I may do more digging, and I don’t know that more facts are important to me. This experience and exploration have me thinking about what endures after all who knew our stories are gone. What endures after our personal artifacts have faded and only the facts are left (where we lived, what we did, who gave birth to us, how many chickens and sheep we owned or didn’t)? And what will those facts mean to anyone with enough curiosity and means to discover them? And what is finding home? Is it hiking up to the family farm that your great-great-grandparents worked? Is it discovering the place where you feel comfort, love, and meaning? Is it finding and constructing a story from the facts, relationships, and experiences of our lives?
I am wondering about what prompted the family’s big transitions—first from one farm to another and later to a new country altogether. One possibility is that the regular avalanches up in the higher elevations of the Trave/Atti-Trave farms prompted the first move. Or perhaps because Voldo farm had more arable land to grow crops, which was not possible on the steep rocky terrain of the other farms. Some of the locals I talked to said that the terrain simply could not sustain many of the larger families (reports vary that between 2 and 7% of the country is arable).
I also wonder about the stories they heard about coming to America and what promise the new life held for them. What did it take for an entire family to pack up and leave all they had known, their relationships, and their ties to the land—knowing they would likely never return? And this is prompting me to think about all of the immigrant stories we have in our lives. Anytime we ponder a transition from the known to the unknown, we risk losing comfort and stability; even if it is untenable in some way, it is known to us. What story do we construct about the possible new life that might await—in new learning, moving to a new town, job, relationship, or other significant life transitions—both planned and unplanned?
I am thinking anew, too, about the work of the Albany Park Theater Project (the youth arts organization I have long championed) and the stories they collect, explore, and share, and the importance of not only the sharing but the process of remembering, reconstructing, and telling these stories.
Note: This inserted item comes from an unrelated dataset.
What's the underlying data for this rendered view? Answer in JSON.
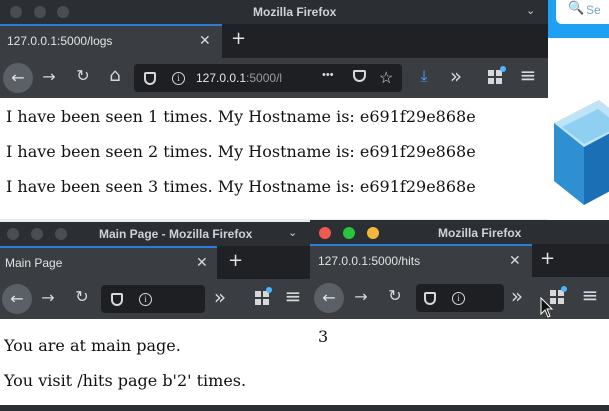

With all of the new immigrants crossing our borders, the focus for those of us who have been here for some time is often on the concern for our communities’ ability to accommodate so many newcomers, the potential strain on resources, or even a fear of “the other” (and we have grappled with these issues in the US from our earliest days). As we continue to debate and respond to these issues, we must do it humanely and in a way that honors all of our stories and quest for Meaningful Identity. Whether our migrations happened generations ago or more recently, they were prompted by shared compelling forces, risks, fears, sacrifices, hopes, and dreams.